DPRP's normal reviewing modi operandi would be to firstly listen to an album and collect some thoughts, gradually becoming familiar with the music, via subsequent listenings and then construct a review based on an informed listening stance. Sadly I managed only two complete listenings and despite my best efforts could find little to recommend in this release. I could well go on here, however as there is little in this recording that appealed to me - suffice to say that this is one for completists and those with a broader minded attitude than perhaps mine.

Arthur Brown would go on to record more palatable releases with Kingdom Come, (his next venture), which Esoteric Recordings have also re-issued. For the curious I would suggest you start there. Despite Arthur Brown's unique, flamboyant and somewhat acquired approach to music he is a shrewd and observant gentleman. Still actively recording and touring...
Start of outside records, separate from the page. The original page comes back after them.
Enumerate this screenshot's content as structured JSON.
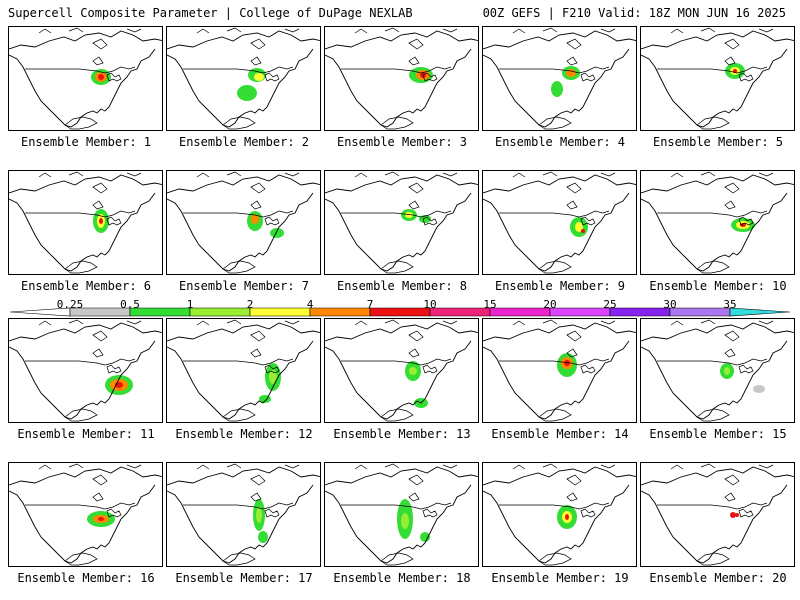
{
  "header": {
    "left": "Supercell Composite Parameter | College of DuPage NEXLAB",
    "right": "00Z GEFS | F210 Valid: 18Z MON JUN 16 2025"
  },
  "panel_label_prefix": "Ensemble Member:",
  "members": [
    {
      "id": "1",
      "label": "Ensemble Member: 1"
    },
    {
      "id": "2",
      "label": "Ensemble Member: 2"
    },
    {
      "id": "3",
      "label": "Ensemble Member: 3"
    },
    {
      "id": "4",
      "label": "Ensemble Member: 4"
    },
    {
      "id": "5",
      "label": "Ensemble Member: 5"
    },
    {
      "id": "6",
      "label": "Ensemble Member: 6"
    },
    {
      "id": "7",
      "label": "Ensemble Member: 7"
    },
    {
      "id": "8",
      "label": "Ensemble Member: 8"
    },
    {
      "id": "9",
      "label": "Ensemble Member: 9"
    },
    {
      "id": "10",
      "label": "Ensemble Member: 10"
    },
    {
      "id": "11",
      "label": "Ensemble Member: 11"
    },
    {
      "id": "12",
      "label": "Ensemble Member: 12"
    },
    {
      "id": "13",
      "label": "Ensemble Member: 13"
    },
    {
      "id": "14",
      "label": "Ensemble Member: 14"
    },
    {
      "id": "15",
      "label": "Ensemble Member: 15"
    },
    {
      "id": "16",
      "label": "Ensemble Member: 16"
    },
    {
      "id": "17",
      "label": "Ensemble Member: 17"
    },
    {
      "id": "18",
      "label": "Ensemble Member: 18"
    },
    {
      "id": "19",
      "label": "Ensemble Member: 19"
    },
    {
      "id": "20",
      "label": "Ensemble Member: 20"
    }
  ],
  "colorbar": {
    "ticks": [
      "0.25",
      "0.5",
      "1",
      "2",
      "4",
      "7",
      "10",
      "15",
      "20",
      "25",
      "30",
      "35"
    ],
    "colors": [
      "#ffffff",
      "#c8c8c8",
      "#33dd33",
      "#99ee33",
      "#ffff33",
      "#ff8800",
      "#ee1111",
      "#ee2277",
      "#ee22cc",
      "#dd44ff",
      "#8822ee",
      "#aa77ee",
      "#33dddd"
    ]
  }
}
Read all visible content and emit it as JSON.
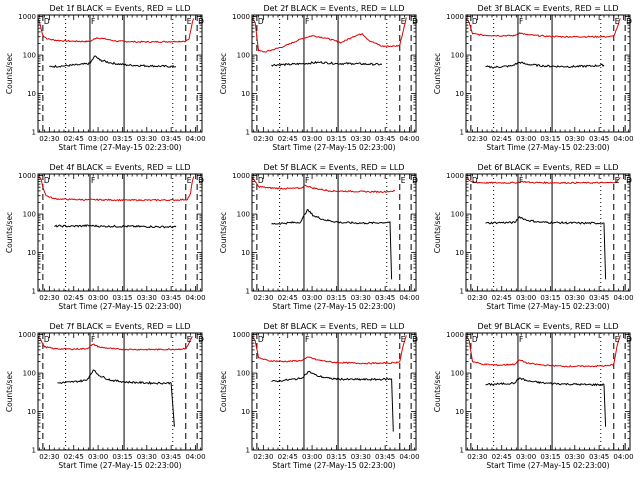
{
  "colors": {
    "events": "#000000",
    "lld": "#dd0000",
    "background": "#ffffff"
  },
  "shared": {
    "ylabel": "Counts/sec",
    "xlabel": "Start Time (27-May-15 02:23:00)",
    "x_ticks": [
      "02:30",
      "02:45",
      "03:00",
      "03:15",
      "03:30",
      "03:45",
      "04:00"
    ],
    "y_ticks": [
      "1",
      "10",
      "100",
      "1000"
    ],
    "y_scale": "log",
    "ylim": [
      1,
      1100
    ],
    "x_range_minutes": [
      0,
      101
    ],
    "x_tick_minutes": [
      7,
      22,
      37,
      52,
      67,
      82,
      97
    ],
    "markers": [
      "D",
      "F",
      "E",
      "D"
    ]
  },
  "chart_data": [
    {
      "type": "line",
      "title": "Det 1f BLACK = Events, RED = LLD",
      "red_segments": [
        [
          [
            0,
            900
          ],
          [
            1,
            700
          ],
          [
            3,
            320
          ],
          [
            6,
            260
          ],
          [
            12,
            240
          ],
          [
            20,
            230
          ],
          [
            32,
            225
          ],
          [
            36,
            280
          ],
          [
            40,
            270
          ],
          [
            48,
            230
          ],
          [
            60,
            220
          ],
          [
            72,
            220
          ],
          [
            85,
            225
          ],
          [
            91,
            230
          ],
          [
            93,
            260
          ],
          [
            95,
            700
          ],
          [
            96,
            900
          ]
        ]
      ],
      "black_segments": [
        [
          [
            7,
            50
          ],
          [
            15,
            52
          ],
          [
            25,
            56
          ],
          [
            32,
            60
          ],
          [
            35,
            95
          ],
          [
            38,
            75
          ],
          [
            45,
            62
          ],
          [
            55,
            55
          ],
          [
            70,
            52
          ],
          [
            85,
            50
          ]
        ]
      ],
      "vlines": [
        {
          "x": 3,
          "style": "dash"
        },
        {
          "x": 17,
          "style": "dot"
        },
        {
          "x": 32,
          "style": "solid"
        },
        {
          "x": 53,
          "style": "solid"
        },
        {
          "x": 83,
          "style": "dot"
        },
        {
          "x": 91,
          "style": "dash"
        },
        {
          "x": 98,
          "style": "dash"
        }
      ]
    },
    {
      "type": "line",
      "title": "Det 2f BLACK = Events, RED = LLD",
      "red_segments": [
        [
          [
            0,
            950
          ],
          [
            2,
            700
          ],
          [
            4,
            130
          ],
          [
            8,
            120
          ],
          [
            20,
            170
          ],
          [
            30,
            260
          ],
          [
            37,
            320
          ],
          [
            45,
            280
          ],
          [
            55,
            210
          ],
          [
            62,
            300
          ],
          [
            68,
            360
          ],
          [
            72,
            240
          ],
          [
            80,
            170
          ],
          [
            88,
            170
          ],
          [
            91,
            180
          ],
          [
            93,
            400
          ],
          [
            95,
            950
          ]
        ]
      ],
      "black_segments": [
        [
          [
            12,
            55
          ],
          [
            22,
            57
          ],
          [
            32,
            60
          ],
          [
            42,
            65
          ],
          [
            52,
            60
          ],
          [
            62,
            60
          ],
          [
            72,
            58
          ],
          [
            80,
            57
          ]
        ]
      ],
      "vlines": [
        {
          "x": 3,
          "style": "dash"
        },
        {
          "x": 17,
          "style": "dot"
        },
        {
          "x": 32,
          "style": "solid"
        },
        {
          "x": 53,
          "style": "solid"
        },
        {
          "x": 83,
          "style": "dot"
        },
        {
          "x": 91,
          "style": "dash"
        },
        {
          "x": 98,
          "style": "dash"
        }
      ]
    },
    {
      "type": "line",
      "title": "Det 3f BLACK = Events, RED = LLD",
      "red_segments": [
        [
          [
            0,
            900
          ],
          [
            2,
            700
          ],
          [
            4,
            360
          ],
          [
            10,
            330
          ],
          [
            20,
            320
          ],
          [
            30,
            320
          ],
          [
            33,
            380
          ],
          [
            37,
            340
          ],
          [
            48,
            310
          ],
          [
            60,
            300
          ],
          [
            75,
            300
          ],
          [
            88,
            300
          ],
          [
            91,
            310
          ],
          [
            93,
            500
          ],
          [
            95,
            900
          ]
        ]
      ],
      "black_segments": [
        [
          [
            12,
            50
          ],
          [
            16,
            48
          ],
          [
            28,
            52
          ],
          [
            33,
            65
          ],
          [
            37,
            58
          ],
          [
            48,
            52
          ],
          [
            65,
            50
          ],
          [
            78,
            52
          ],
          [
            85,
            55
          ]
        ]
      ],
      "vlines": [
        {
          "x": 3,
          "style": "dash"
        },
        {
          "x": 17,
          "style": "dot"
        },
        {
          "x": 32,
          "style": "solid"
        },
        {
          "x": 53,
          "style": "solid"
        },
        {
          "x": 83,
          "style": "dot"
        },
        {
          "x": 91,
          "style": "dash"
        },
        {
          "x": 98,
          "style": "dash"
        }
      ]
    },
    {
      "type": "line",
      "title": "Det 4f BLACK = Events, RED = LLD",
      "red_segments": [
        [
          [
            0,
            950
          ],
          [
            2,
            800
          ],
          [
            3,
            500
          ],
          [
            5,
            300
          ],
          [
            10,
            250
          ],
          [
            20,
            240
          ],
          [
            30,
            235
          ],
          [
            40,
            235
          ],
          [
            55,
            230
          ],
          [
            70,
            230
          ],
          [
            85,
            232
          ],
          [
            92,
            240
          ],
          [
            94,
            350
          ],
          [
            95,
            700
          ],
          [
            96,
            950
          ]
        ]
      ],
      "black_segments": [
        [
          [
            10,
            48
          ],
          [
            14,
            49
          ],
          [
            20,
            48
          ],
          [
            32,
            50
          ],
          [
            40,
            48
          ],
          [
            53,
            48
          ],
          [
            70,
            47
          ],
          [
            85,
            46
          ]
        ]
      ],
      "vlines": [
        {
          "x": 3,
          "style": "dash"
        },
        {
          "x": 17,
          "style": "dot"
        },
        {
          "x": 32,
          "style": "solid"
        },
        {
          "x": 53,
          "style": "solid"
        },
        {
          "x": 83,
          "style": "dot"
        },
        {
          "x": 91,
          "style": "dash"
        },
        {
          "x": 98,
          "style": "dash"
        }
      ]
    },
    {
      "type": "line",
      "title": "Det 5f BLACK = Events, RED = LLD",
      "red_segments": [
        [
          [
            0,
            900
          ],
          [
            2,
            700
          ],
          [
            4,
            520
          ],
          [
            10,
            480
          ],
          [
            20,
            460
          ],
          [
            30,
            470
          ],
          [
            33,
            560
          ],
          [
            37,
            480
          ],
          [
            48,
            400
          ],
          [
            60,
            390
          ],
          [
            72,
            380
          ],
          [
            83,
            380
          ],
          [
            85,
            390
          ],
          [
            88,
            400
          ]
        ]
      ],
      "black_segments": [
        [
          [
            12,
            55
          ],
          [
            20,
            58
          ],
          [
            30,
            62
          ],
          [
            34,
            130
          ],
          [
            38,
            90
          ],
          [
            45,
            70
          ],
          [
            55,
            60
          ],
          [
            70,
            58
          ],
          [
            80,
            60
          ],
          [
            85,
            62
          ],
          [
            86,
            2
          ]
        ]
      ],
      "vlines": [
        {
          "x": 3,
          "style": "dash"
        },
        {
          "x": 17,
          "style": "dot"
        },
        {
          "x": 32,
          "style": "solid"
        },
        {
          "x": 53,
          "style": "solid"
        },
        {
          "x": 83,
          "style": "dot"
        },
        {
          "x": 91,
          "style": "dash"
        },
        {
          "x": 98,
          "style": "dash"
        }
      ]
    },
    {
      "type": "line",
      "title": "Det 6f BLACK = Events, RED = LLD",
      "red_segments": [
        [
          [
            0,
            900
          ],
          [
            2,
            750
          ],
          [
            4,
            680
          ],
          [
            10,
            650
          ],
          [
            20,
            650
          ],
          [
            30,
            650
          ],
          [
            35,
            700
          ],
          [
            40,
            660
          ],
          [
            55,
            650
          ],
          [
            70,
            650
          ],
          [
            85,
            650
          ],
          [
            90,
            655
          ],
          [
            93,
            700
          ],
          [
            95,
            900
          ]
        ]
      ],
      "black_segments": [
        [
          [
            12,
            58
          ],
          [
            20,
            60
          ],
          [
            30,
            60
          ],
          [
            33,
            85
          ],
          [
            37,
            70
          ],
          [
            45,
            62
          ],
          [
            55,
            60
          ],
          [
            70,
            58
          ],
          [
            85,
            58
          ],
          [
            86,
            2
          ]
        ]
      ],
      "vlines": [
        {
          "x": 3,
          "style": "dash"
        },
        {
          "x": 17,
          "style": "dot"
        },
        {
          "x": 32,
          "style": "solid"
        },
        {
          "x": 53,
          "style": "solid"
        },
        {
          "x": 83,
          "style": "dot"
        },
        {
          "x": 91,
          "style": "dash"
        },
        {
          "x": 98,
          "style": "dash"
        }
      ]
    },
    {
      "type": "line",
      "title": "Det 7f BLACK = Events, RED = LLD",
      "red_segments": [
        [
          [
            0,
            900
          ],
          [
            2,
            700
          ],
          [
            4,
            480
          ],
          [
            10,
            430
          ],
          [
            20,
            420
          ],
          [
            30,
            430
          ],
          [
            34,
            560
          ],
          [
            38,
            470
          ],
          [
            48,
            420
          ],
          [
            60,
            410
          ],
          [
            75,
            410
          ],
          [
            88,
            420
          ],
          [
            91,
            430
          ],
          [
            93,
            600
          ],
          [
            95,
            900
          ]
        ]
      ],
      "black_segments": [
        [
          [
            12,
            55
          ],
          [
            20,
            58
          ],
          [
            30,
            65
          ],
          [
            34,
            120
          ],
          [
            38,
            85
          ],
          [
            45,
            65
          ],
          [
            55,
            58
          ],
          [
            70,
            55
          ],
          [
            82,
            55
          ],
          [
            84,
            4
          ]
        ]
      ],
      "vlines": [
        {
          "x": 3,
          "style": "dash"
        },
        {
          "x": 17,
          "style": "dot"
        },
        {
          "x": 32,
          "style": "solid"
        },
        {
          "x": 53,
          "style": "solid"
        },
        {
          "x": 83,
          "style": "dot"
        },
        {
          "x": 91,
          "style": "dash"
        },
        {
          "x": 98,
          "style": "dash"
        }
      ]
    },
    {
      "type": "line",
      "title": "Det 8f BLACK = Events, RED = LLD",
      "red_segments": [
        [
          [
            0,
            950
          ],
          [
            2,
            700
          ],
          [
            4,
            250
          ],
          [
            10,
            210
          ],
          [
            20,
            200
          ],
          [
            30,
            210
          ],
          [
            35,
            260
          ],
          [
            40,
            220
          ],
          [
            50,
            190
          ],
          [
            65,
            180
          ],
          [
            80,
            180
          ],
          [
            88,
            185
          ],
          [
            91,
            200
          ],
          [
            93,
            500
          ],
          [
            95,
            950
          ]
        ]
      ],
      "black_segments": [
        [
          [
            12,
            60
          ],
          [
            20,
            65
          ],
          [
            30,
            72
          ],
          [
            35,
            110
          ],
          [
            40,
            85
          ],
          [
            48,
            72
          ],
          [
            60,
            68
          ],
          [
            75,
            68
          ],
          [
            86,
            70
          ],
          [
            87,
            3
          ]
        ]
      ],
      "vlines": [
        {
          "x": 3,
          "style": "dash"
        },
        {
          "x": 17,
          "style": "dot"
        },
        {
          "x": 32,
          "style": "solid"
        },
        {
          "x": 53,
          "style": "solid"
        },
        {
          "x": 83,
          "style": "dot"
        },
        {
          "x": 91,
          "style": "dash"
        },
        {
          "x": 98,
          "style": "dash"
        }
      ]
    },
    {
      "type": "line",
      "title": "Det 9f BLACK = Events, RED = LLD",
      "red_segments": [
        [
          [
            0,
            950
          ],
          [
            2,
            700
          ],
          [
            4,
            200
          ],
          [
            10,
            170
          ],
          [
            20,
            160
          ],
          [
            30,
            170
          ],
          [
            33,
            220
          ],
          [
            38,
            180
          ],
          [
            48,
            160
          ],
          [
            60,
            150
          ],
          [
            75,
            150
          ],
          [
            88,
            155
          ],
          [
            91,
            170
          ],
          [
            93,
            500
          ],
          [
            95,
            950
          ]
        ]
      ],
      "black_segments": [
        [
          [
            12,
            50
          ],
          [
            20,
            52
          ],
          [
            30,
            55
          ],
          [
            33,
            75
          ],
          [
            38,
            62
          ],
          [
            48,
            55
          ],
          [
            60,
            52
          ],
          [
            75,
            50
          ],
          [
            85,
            50
          ],
          [
            86,
            4
          ]
        ]
      ],
      "vlines": [
        {
          "x": 3,
          "style": "dash"
        },
        {
          "x": 17,
          "style": "dot"
        },
        {
          "x": 32,
          "style": "solid"
        },
        {
          "x": 53,
          "style": "solid"
        },
        {
          "x": 83,
          "style": "dot"
        },
        {
          "x": 91,
          "style": "dash"
        },
        {
          "x": 98,
          "style": "dash"
        }
      ]
    }
  ]
}
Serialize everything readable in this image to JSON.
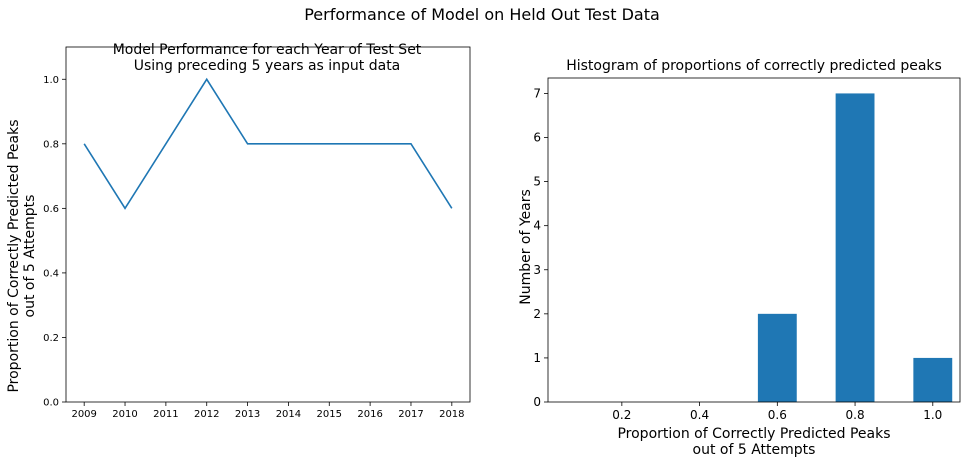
{
  "figure": {
    "title": "Performance of Model on Held Out Test Data"
  },
  "chart_data": [
    {
      "type": "line",
      "title_lines": [
        "Model Performance for each Year of Test Set",
        "Using preceding 5 years as input data"
      ],
      "xlabel": "",
      "ylabel_lines": [
        "Proportion of Correctly Predicted Peaks",
        "out of 5 Attempts"
      ],
      "x": [
        "2009",
        "2010",
        "2011",
        "2012",
        "2013",
        "2014",
        "2015",
        "2016",
        "2017",
        "2018"
      ],
      "values": [
        0.8,
        0.6,
        0.8,
        1.0,
        0.8,
        0.8,
        0.8,
        0.8,
        0.8,
        0.6
      ],
      "ylim": [
        0,
        1.1
      ],
      "yticks": [
        0.0,
        0.2,
        0.4,
        0.6,
        0.8,
        1.0
      ],
      "ytick_labels": [
        "0.0",
        "0.2",
        "0.4",
        "0.6",
        "0.8",
        "1.0"
      ],
      "color": "#1f77b4",
      "grid": false
    },
    {
      "type": "bar",
      "title": "Histogram of proportions of correctly predicted peaks",
      "xlabel_lines": [
        "Proportion of Correctly Predicted Peaks",
        "out of 5 Attempts"
      ],
      "ylabel": "Number of Years",
      "bars": [
        {
          "x": 0.6,
          "value": 2
        },
        {
          "x": 0.8,
          "value": 7
        },
        {
          "x": 1.0,
          "value": 1
        }
      ],
      "bar_width": 0.1,
      "xlim": [
        0.01,
        1.07
      ],
      "xticks": [
        0.2,
        0.4,
        0.6,
        0.8,
        1.0
      ],
      "xtick_labels": [
        "0.2",
        "0.4",
        "0.6",
        "0.8",
        "1.0"
      ],
      "ylim": [
        0,
        7.35
      ],
      "yticks": [
        0,
        1,
        2,
        3,
        4,
        5,
        6,
        7
      ],
      "ytick_labels": [
        "0",
        "1",
        "2",
        "3",
        "4",
        "5",
        "6",
        "7"
      ],
      "color": "#1f77b4",
      "grid": false
    }
  ]
}
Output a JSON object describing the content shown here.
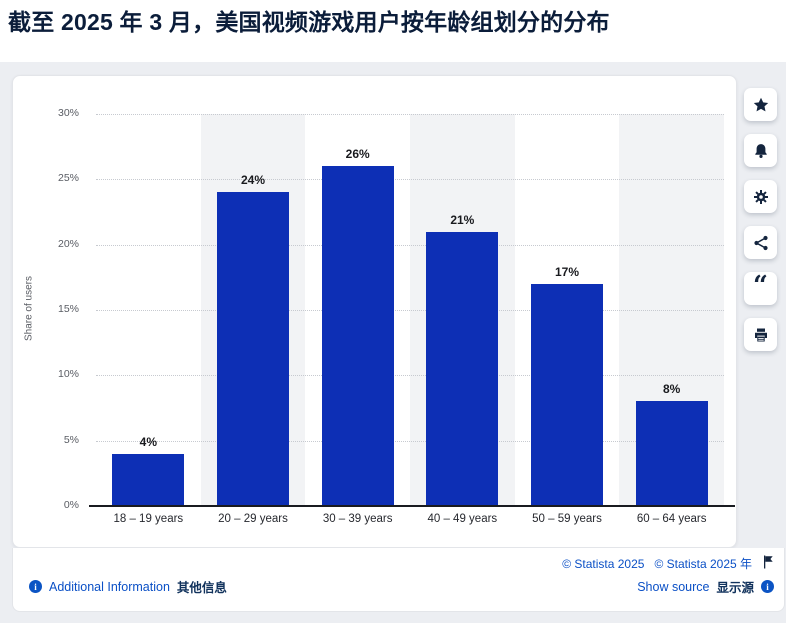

There is no doubting the excellent work of Esoteric Recordings, without whom many a fine album may well have been lost. Not just to those old enough to remember said releases first outing, but also to a newer, inquisitive generation. Strangelands however is one release that perhaps should have taken heed from the band's record label at the time (Polydor) who declined to release the album.